Enabling robots to explore and act in unfamiliar environments under ambiguous human instructions by interactively identifying task-relevant objects (e.g., identifying cups or beverages for “I’m thirsty”) remains challenging for existing vision-language model (VLM)-based methods. This challenge stems from inefficient reasoning and the lack of environmental interaction, which hinder real-time task planning and decision-making.
To address this, We propose Affordance-Aware Interactive Decision-Making and Execution for Ambiguous Instructions (AIDE), a dual-stream framework that integrates interactive exploration with vision-language reasoning.
1) Multi-Stage Inference (MSI): given the input task, the MSI stream uses Multimodal CoT Module (MM-CoT) and Exploration Policy to generate keyframe-based task planning result.
2) Instruction-Tool Relationship Space: By scoring the input instruction based on affordance, the planning result is projected into the Instruction-Tool Relationship Space, enabling a sufficient cross-modal understanding of the input instruction and robustness to hallucinations arising from GPT-5 reasoning.
3) Accelerated Decision-Making (ADM): Building on the projection, the ADM stream employs Efficient Retrieval Scheme (ERS) and Exploration Policy for real-time, closed-loop task execution over continuous frames.
Keyframe-Based Task Inference
The MSI stream receives the input task and, through prompt-engineered multimodal CoT, jointly leverages GPT-5’s multimodal reasoning capability and the grounding submodule’s localization ability to produce the task grounding result, including labels, images and locations for the required tool and its critical parts. Together, these outputs enable task inference that focuses on exploration and instruction completion within the keyframe scene.
Interactive Closed-Loop Decision and Execution
The ADM stream enables closed-loop, real-time task execution by continuously performing task planning and updating the scene through robot interaction. Given the input task, the ADM performs task planning through the ERS and the Exploration Policy, with the former process relying on retrieval from a pool comprising retrieved candidate and MSI-generated task planning results. Operating in a closed-loop manner with real-time input updates at 10 Hz, ADM leverages exploration results from task planning to determine the robot’s motion strategy. By instructing the robot to execute the corresponding motion strategy, the input scene is continuously updated.
Affordance vector distributions for instructions and tools.

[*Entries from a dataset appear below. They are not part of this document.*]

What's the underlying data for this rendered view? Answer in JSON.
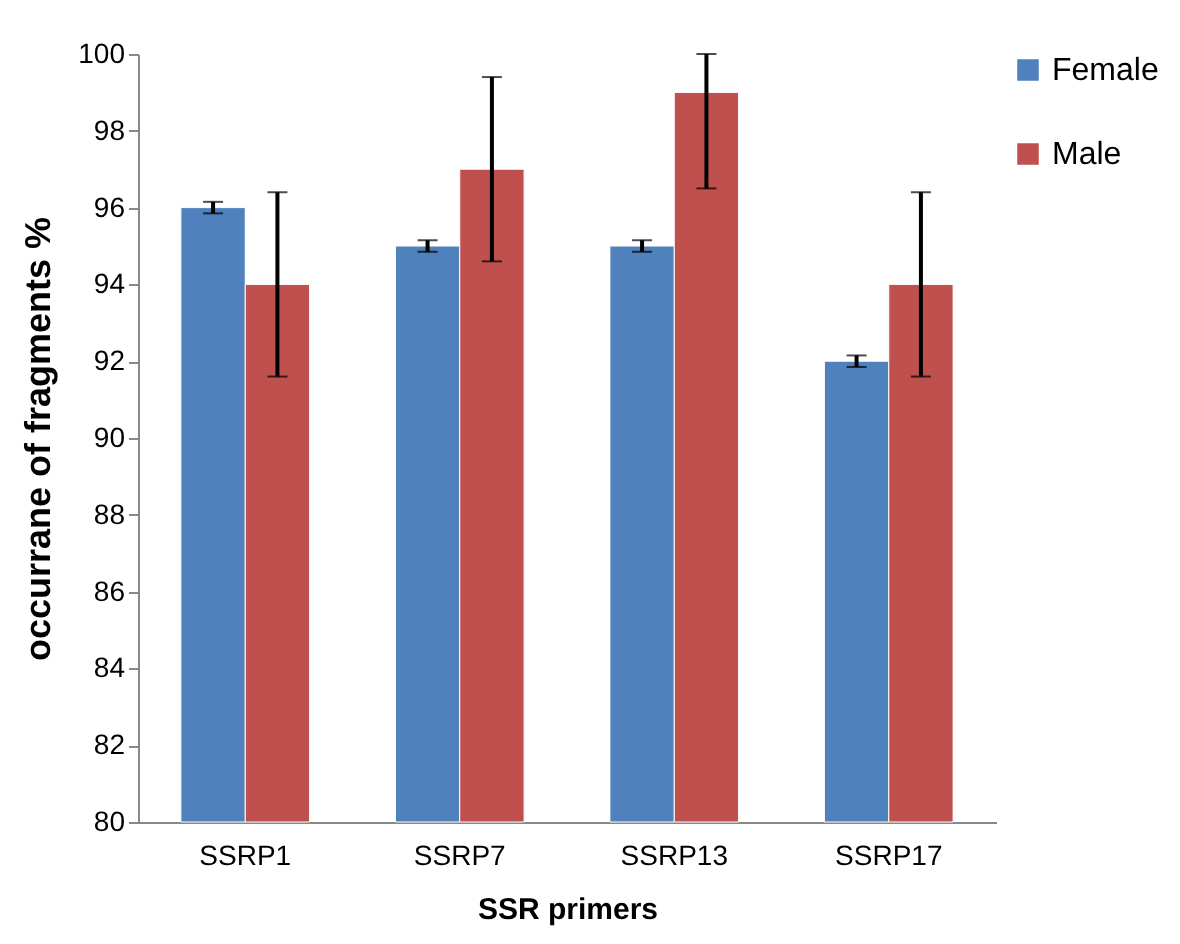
{
  "chart_data": {
    "type": "bar",
    "xlabel": "SSR primers",
    "ylabel": "occurrane of fragments %",
    "categories": [
      "SSRP1",
      "SSRP7",
      "SSRP13",
      "SSRP17"
    ],
    "series": [
      {
        "name": "Female",
        "color": "#4f81bd",
        "values": [
          96,
          95,
          95,
          92
        ],
        "errors": [
          0.15,
          0.15,
          0.15,
          0.15
        ]
      },
      {
        "name": "Male",
        "color": "#c0504d",
        "values": [
          94,
          97,
          99,
          94
        ],
        "errors": [
          2.4,
          2.4,
          [
            96.5,
            100
          ],
          2.4
        ]
      }
    ],
    "ylim": [
      80,
      100
    ],
    "yticks": [
      80,
      82,
      84,
      86,
      88,
      90,
      92,
      94,
      96,
      98,
      100
    ],
    "grid": false,
    "legend": "right"
  }
}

The image shows that taking cutting/cleaning/drinking/heating-related tasks as representative examples, the affordance vector distributions for instructions and tools largely overlap. These observations reveal that the affordance vectors scored from instructions and located near cluster centers capture category-level affordances shared by both instructions and their required tools, naturally inducing many-to-many instruction-tool, instruction-instruction, and tool-tool relationships across different task planning results.

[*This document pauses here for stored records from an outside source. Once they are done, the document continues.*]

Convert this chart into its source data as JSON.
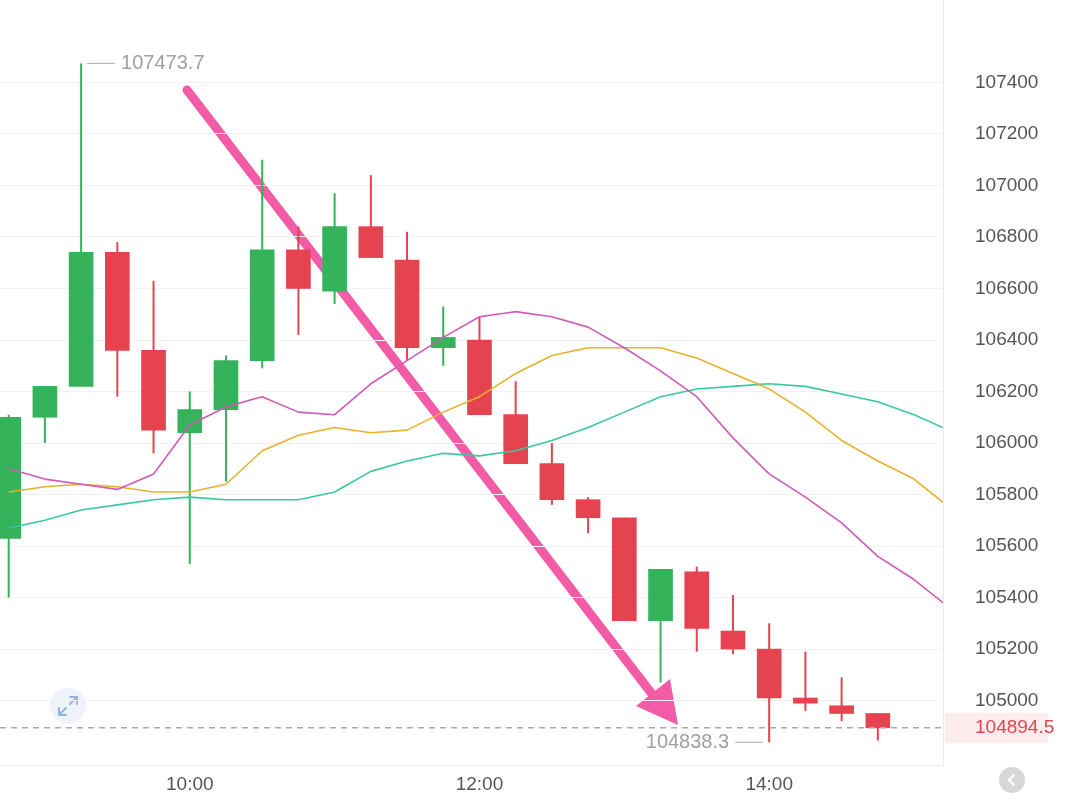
{
  "chart_data": {
    "type": "candlestick",
    "x": [
      8.75,
      9,
      9.25,
      9.5,
      9.75,
      10,
      10.25,
      10.5,
      10.75,
      11,
      11.25,
      11.5,
      11.75,
      12,
      12.25,
      12.5,
      12.75,
      13,
      13.25,
      13.5,
      13.75,
      14,
      14.25,
      14.5,
      14.75
    ],
    "ohlc": [
      [
        105630,
        106110,
        105400,
        106100
      ],
      [
        106100,
        106220,
        106000,
        106220
      ],
      [
        106220,
        107473.7,
        106220,
        106740
      ],
      [
        106740,
        106780,
        106180,
        106360
      ],
      [
        106360,
        106630,
        105960,
        106050
      ],
      [
        106040,
        106200,
        105530,
        106130
      ],
      [
        106130,
        106340,
        105850,
        106320
      ],
      [
        106320,
        107100,
        106290,
        106750
      ],
      [
        106750,
        106840,
        106420,
        106600
      ],
      [
        106590,
        106970,
        106540,
        106840
      ],
      [
        106840,
        107040,
        106720,
        106720
      ],
      [
        106710,
        106820,
        106320,
        106370
      ],
      [
        106370,
        106530,
        106300,
        106410
      ],
      [
        106400,
        106490,
        106110,
        106110
      ],
      [
        106110,
        106240,
        105920,
        105920
      ],
      [
        105920,
        106000,
        105760,
        105780
      ],
      [
        105780,
        105790,
        105650,
        105710
      ],
      [
        105710,
        105710,
        105310,
        105310
      ],
      [
        105310,
        105510,
        105070,
        105510
      ],
      [
        105500,
        105520,
        105190,
        105280
      ],
      [
        105270,
        105410,
        105180,
        105200
      ],
      [
        105200,
        105300,
        104838.3,
        105010
      ],
      [
        105010,
        105190,
        104960,
        104990
      ],
      [
        104980,
        105090,
        104920,
        104950
      ],
      [
        104950,
        104950,
        104845,
        104894.5
      ]
    ],
    "colors": [
      "#34b35a",
      "#34b35a",
      "#34b35a",
      "#e5434f",
      "#e5434f",
      "#34b35a",
      "#34b35a",
      "#34b35a",
      "#e5434f",
      "#34b35a",
      "#e5434f",
      "#e5434f",
      "#34b35a",
      "#e5434f",
      "#e5434f",
      "#e5434f",
      "#e5434f",
      "#e5434f",
      "#34b35a",
      "#e5434f",
      "#e5434f",
      "#e5434f",
      "#e5434f",
      "#e5434f",
      "#e5434f"
    ],
    "series": [
      {
        "type": "line",
        "color": "#d05ab8",
        "x": [
          8.75,
          9,
          9.25,
          9.5,
          9.75,
          10,
          10.25,
          10.5,
          10.75,
          11,
          11.25,
          11.5,
          11.75,
          12,
          12.25,
          12.5,
          12.75,
          13,
          13.25,
          13.5,
          13.75,
          14,
          14.25,
          14.5,
          14.75,
          15,
          15.2
        ],
        "values": [
          105900,
          105860,
          105840,
          105820,
          105880,
          106070,
          106140,
          106180,
          106120,
          106110,
          106230,
          106320,
          106410,
          106490,
          106510,
          106490,
          106450,
          106370,
          106280,
          106180,
          106020,
          105880,
          105790,
          105690,
          105560,
          105470,
          105380
        ]
      },
      {
        "type": "line",
        "color": "#e8b22a",
        "x": [
          8.75,
          9,
          9.25,
          9.5,
          9.75,
          10,
          10.25,
          10.5,
          10.75,
          11,
          11.25,
          11.5,
          11.75,
          12,
          12.25,
          12.5,
          12.75,
          13,
          13.25,
          13.5,
          13.75,
          14,
          14.25,
          14.5,
          14.75,
          15,
          15.2
        ],
        "values": [
          105810,
          105830,
          105840,
          105830,
          105810,
          105810,
          105840,
          105970,
          106030,
          106060,
          106040,
          106050,
          106120,
          106180,
          106270,
          106340,
          106370,
          106370,
          106370,
          106330,
          106270,
          106210,
          106120,
          106010,
          105930,
          105860,
          105770
        ]
      },
      {
        "type": "line",
        "color": "#38c9a4",
        "x": [
          8.75,
          9,
          9.25,
          9.5,
          9.75,
          10,
          10.25,
          10.5,
          10.75,
          11,
          11.25,
          11.5,
          11.75,
          12,
          12.25,
          12.5,
          12.75,
          13,
          13.25,
          13.5,
          13.75,
          14,
          14.25,
          14.5,
          14.75,
          15,
          15.2
        ],
        "values": [
          105670,
          105700,
          105740,
          105760,
          105780,
          105790,
          105780,
          105780,
          105780,
          105810,
          105890,
          105930,
          105960,
          105950,
          105970,
          106010,
          106060,
          106120,
          106180,
          106210,
          106220,
          106230,
          106220,
          106190,
          106160,
          106110,
          106060
        ]
      }
    ],
    "xlim": [
      8.69,
      15.2
    ],
    "xticks": [
      {
        "value": 10,
        "label": "10:00"
      },
      {
        "value": 12,
        "label": "12:00"
      },
      {
        "value": 14,
        "label": "14:00"
      }
    ],
    "ylim": [
      104750,
      107720
    ],
    "yticks": [
      105000,
      105200,
      105400,
      105600,
      105800,
      106000,
      106200,
      106400,
      106600,
      106800,
      107000,
      107200,
      107400
    ],
    "grid": "y",
    "legend": false,
    "annotations": [
      {
        "text": "107473.7",
        "x": 9.25,
        "y": 107473.7
      },
      {
        "text": "104838.3",
        "x": 14,
        "y": 104838.3
      }
    ],
    "ref_lines": [
      {
        "axis": "y",
        "value": 104894.5,
        "label": "104894.5",
        "color": "#a8a8a8",
        "line_style": "dashed"
      }
    ]
  }
}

Zero-shot performance comparison on G-Dataset and R-Dataset. We compare the zero-shot task planning performance of AIDE against eight baselines on the G-Dataset and R-Dataset. AIDE achieves task planning success rates above 80%, with 83% on the G-Dataset and 88% on the R-Dataset, exceeding all baselines by over 30%. It is also noteworthy that AIDE achieves tool selection success rates of approximately 95% (94.5% on the G-Dataset and 95.0% on the R-Dataset), outperforming all baselines, which validates the effectiveness and robustness against hallucination of the MM-CoTdesign in the MSI stream of the AIDE, as well as the efficiency and well-chosen hyperparameters of the affordance-analysis-based ERS in the ADM stream.
Ablation study on different components of AIDE. Ablation studies show that incorporating the ADM stream enables AIDE to achieve efficient affordance-based retrieval, with task planning success rate gains of 2.5% and 1% on the G-Dataset and R-Dataset, respectively, and a 320× FPS increase to nearly 10 Hz. And incorporating the MSI stream allows AIDE to leverage GPT-5-based scene understanding, resulting in 2%-15% improvements across success rate metrics. These results highlight both the distinct roles of MSI and ADM and their complementary synergy in improving the accuracy and efficiency of task planning and execution.
The deployment platform for the real-machine experiment is an Advantech Industrial control computer without a GPU. The robotic arm used is the FAIRINO FR - 3 robot with 6 DOF, and the gripper is the Agibot omnipicker x1, with a RealSense D435 camera.